The Aussie stood at $0.6986, having climbed 1.1% last week to approach the $0.7000 level for the first time since July. It was still down about 0.9% on the year so far, but well up from a decade low of $0.6670 touched in October.

The currency also cleared a major technical barrier by breaking and holding above the 200-day moving average of $0.6900 for six straight sessions, the longest such stretch since early 2018.

The kiwi dollar was firm at $0.6710, having topped 67 cents for the first time since July. That left it almost back where it started the year, having been as low as $0.6204 at one stage in October.

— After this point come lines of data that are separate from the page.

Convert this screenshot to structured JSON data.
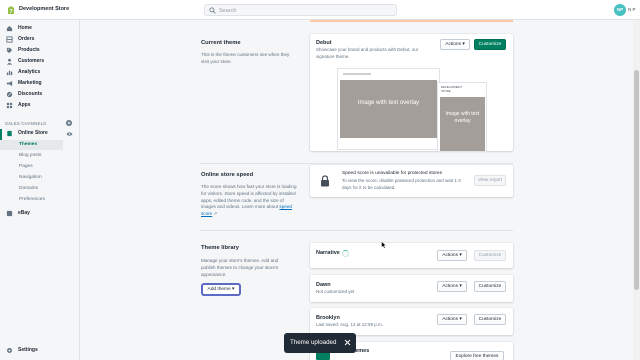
{
  "topbar": {
    "store_name": "Development Store",
    "search_placeholder": "Search",
    "user_avatar_initials": "NP",
    "user_name_short": "N P"
  },
  "sidebar": {
    "items": [
      {
        "label": "Home",
        "icon": "home-icon"
      },
      {
        "label": "Orders",
        "icon": "orders-icon"
      },
      {
        "label": "Products",
        "icon": "tag-icon"
      },
      {
        "label": "Customers",
        "icon": "person-icon"
      },
      {
        "label": "Analytics",
        "icon": "bar-chart-icon"
      },
      {
        "label": "Marketing",
        "icon": "megaphone-icon"
      },
      {
        "label": "Discounts",
        "icon": "discount-icon"
      },
      {
        "label": "Apps",
        "icon": "apps-icon"
      }
    ],
    "sales_channels_header": "SALES CHANNELS",
    "online_store": "Online Store",
    "sub_items": [
      "Themes",
      "Blog posts",
      "Pages",
      "Navigation",
      "Domains",
      "Preferences"
    ],
    "active_sub_item": "Themes",
    "ebay": "eBay",
    "settings": "Settings"
  },
  "current_theme": {
    "section_title": "Current theme",
    "section_desc": "This is the theme customers see when they visit your store.",
    "theme_name": "Debut",
    "theme_desc": "Showcase your brand and products with Debut, our signature theme.",
    "actions_label": "Actions",
    "customize_label": "Customize",
    "preview_desktop_title": "Image with text overlay",
    "preview_mobile_header": "DEVELOPMENT STORE",
    "preview_mobile_title": "Image with text overlay"
  },
  "speed": {
    "section_title": "Online store speed",
    "section_desc": "The score shows how fast your store is loading for visitors. Store speed is affected by installed apps, edited theme code, and the size of images and videos. Learn more about",
    "link_text": "speed score",
    "card_title": "Speed score is unavailable for protected stores",
    "card_desc": "To view the score, disable password protection and wait 1-3 days for it to be calculated.",
    "view_report_label": "View report"
  },
  "library": {
    "section_title": "Theme library",
    "section_desc": "Manage your store's themes. Add and publish themes to change your store's appearance.",
    "add_theme_label": "Add theme",
    "themes": [
      {
        "name": "Narrative",
        "status": "",
        "loading": true,
        "customize_enabled": false
      },
      {
        "name": "Dawn",
        "status": "Not customized yet",
        "loading": false,
        "customize_enabled": true
      },
      {
        "name": "Brooklyn",
        "status": "Last saved: Aug. 12 at 12:59 p.m.",
        "loading": false,
        "customize_enabled": true
      }
    ],
    "partial_card_title": "themes",
    "explore_label": "Explore free themes",
    "actions_label": "Actions",
    "customize_label": "Customize"
  },
  "toast": {
    "message": "Theme uploaded"
  },
  "colors": {
    "primary": "#008060",
    "link": "#006fbb",
    "sidebar_bg": "#f4f6f8",
    "toast_bg": "#212b36"
  }
}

The currency has been on a roll in recent weeks as domestic economic data proved surprisingly upbeat and investors scaled back expectations for more rate cuts from the Reserve Bank of New Zealand (RBNZ).

Markets imply only a minor chance of a move from 1% at the next policy meeting in February and have just 8 basis points of easing priced in for the entire year.

The run of data has not been nearly as favourable in Australia, with consumer spending particularly disappointing despite tax breaks and rising home values.

Futures thus imply around a 32% chance of a quarter-point cut in the 0.75% cash rate from the Reserve Bank of Australia (RBA) at its next policy meeting in February, and have 21 basis points of easing priced in for 2020.